Retail Insights, Strategy and Operations

Toys’R’Was

At the risk of rolling out all the easy clichés – the game is over, playtime is done, Toy Story: The Final Chapter – the demise of Toys’R’Us is not as obvious as it might seem.

A combination of being in the wrong place at an even wronger time, some really bad business decisions and a factor or two totally out of its control brought down what was both once the largest seller of toys in the business as well as the retailer that pretty much invented the very concept of the category killer big box store.

The immediate and longer-term aftershocks of TRU’s fall will include both the predictable – overall toy sales will decline, big suppliers Hasbro and Mattel will suffer and shoppers will have fewer choices on the night before Christmas – and the less certain – the future of retail real estate usage, global commerce and entertainment-based licensing opportunities.

But as we write the Toys obituary, let’s make sure we all understand what truly happened to bring down the Big Giraffe:

  1. First and foremost, it was all about the debt. KKR, Bain Capital and Vornado loaded up this baby with enough accounts payable – close to $5 billion at the end – to bring down a good sized Third World nation. The Great Recession screwed up the flipping timetable, further exacerbating the problems. The fact is that retail these days – in fact retail in most days – just doesn’t spin off the cash to pay down these enormous debt loads. Don’t let anybody tell you otherwise, the odd exception notwithstanding.
  2. Online did to TRU what it’s done to most physical retailers. OK, this is the Amazonian headline everybody’s going to go to…and they’re not wrong. Toys was slow to get its online act together, slower than most, and it’s never really recovered. But it by no means tells the whole story.
  3. Bad merchandising decisions played their part to be sure. The company closed its Times Square flagship a few years back, citing the exorbitant rent. No doubt it was really expensive, but that’s why it’s called prime real estate. Whatever the price, it was priceless.
  4. They never understood market segmentation. Take the closing and eventual sale of the FAO Schwarz business. Here was a way for Toys to operate a Walmart/Target/Amazon-proof brand, with exclusive product, an immersive shopping experience and all the genuine characteristics today’s shopper is asking for. TRU wasted a great opportunity handed to it on a toy plate.
  5. And here’s the one everyone is missing: There are just fewer customers available to buy toys and juvenile products. We are in the middle of a major baby bust and have been so for several years. In 2007 the U.S. recorded the highest number of births ever – higher even than in the fabled Baby Boom days – with 4.3 million babies born. It’s been going down ever since and by 2016, the last year complete numbers have been released, it was down to 3.9 million. That’s a falloff of just under 10 percent. You trying operating your business with a customer base reduced by a tenth. It doesn’t matter how many grandparents and baby showers you have, there’s just less opportunity to do business when there are less potential customers.

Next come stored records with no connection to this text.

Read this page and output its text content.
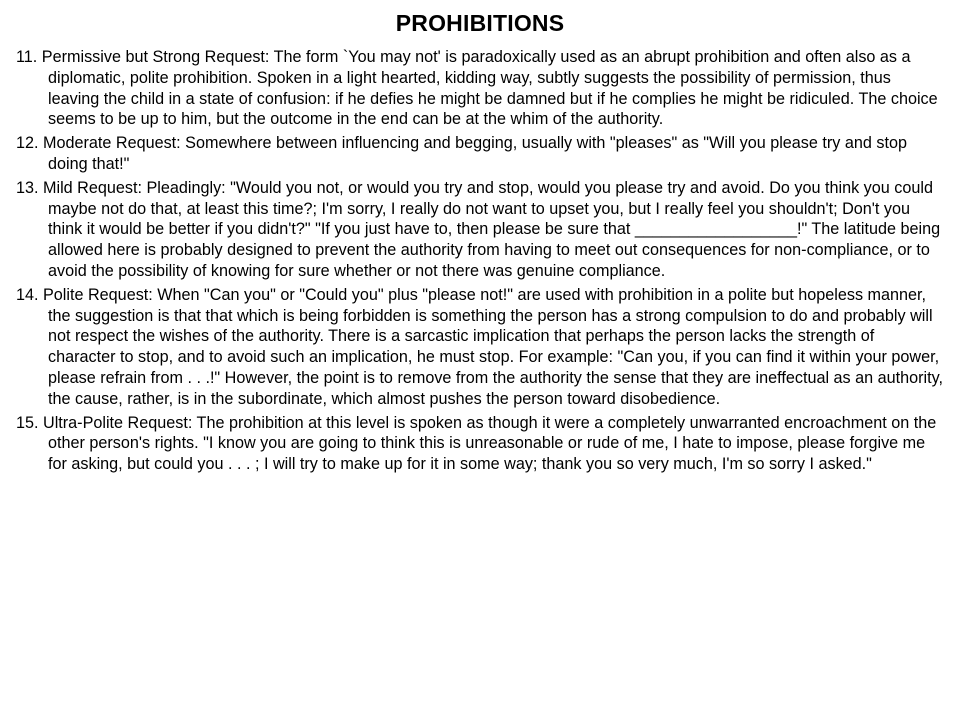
PROHIBITIONS
11. Permissive but Strong Request: The form `You may not' is paradoxically used as an abrupt prohibition and often also as a diplomatic, polite prohibition. Spoken in a light hearted, kidding way, subtly suggests the possibility of permission, thus leaving the child in a state of confusion: if he defies he might be damned but if he complies he might be ridiculed. The choice seems to be up to him, but the outcome in the end can be at the whim of the authority.
12. Moderate Request: Somewhere between influencing and begging, usually with "pleases" as "Will you please try and stop doing that!"
13. Mild Request: Pleadingly: "Would you not, or would you try and stop, would you please try and avoid. Do you think you could maybe not do that, at least this time?; I'm sorry, I really do not want to upset you, but I really feel you shouldn't; Don't you think it would be better if you didn't?" "If you just have to, then please be sure that __________________!" The latitude being allowed here is probably designed to prevent the authority from having to meet out consequences for non-compliance, or to avoid the possibility of knowing for sure whether or not there was genuine compliance.
14. Polite Request: When "Can you" or "Could you" plus "please not!" are used with prohibition in a polite but hopeless manner, the suggestion is that that which is being forbidden is something the person has a strong compulsion to do and probably will not respect the wishes of the authority. There is a sarcastic implication that perhaps the person lacks the strength of character to stop, and to avoid such an implication, he must stop. For example: "Can you, if you can find it within your power, please refrain from . . .!" However, the point is to remove from the authority the sense that they are ineffectual as an authority, the cause, rather, is in the subordinate, which almost pushes the person toward disobedience.
15. Ultra-Polite Request: The prohibition at this level is spoken as though it were a completely unwarranted encroachment on the other person's rights. "I know you are going to think this is unreasonable or rude of me, I hate to impose, please forgive me for asking, but could you . . . ; I will try to make up for it in some way; thank you so very much, I'm so sorry I asked."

Like a giant retail jigsaw puzzle, you put all of these pieces together and it adds up: to seven…as in Chapter 7 liquidation. But as with any good retailer that goes under, don’t be surprised if someday soon there is a sequel to this toy story. (Sorry, couldn’t resist one last bad…eh, play on words…)

Warren Shoulberg was a little too old to be a Toys’R’Us kid but admits he would go to their stores…just to revisit his childhood.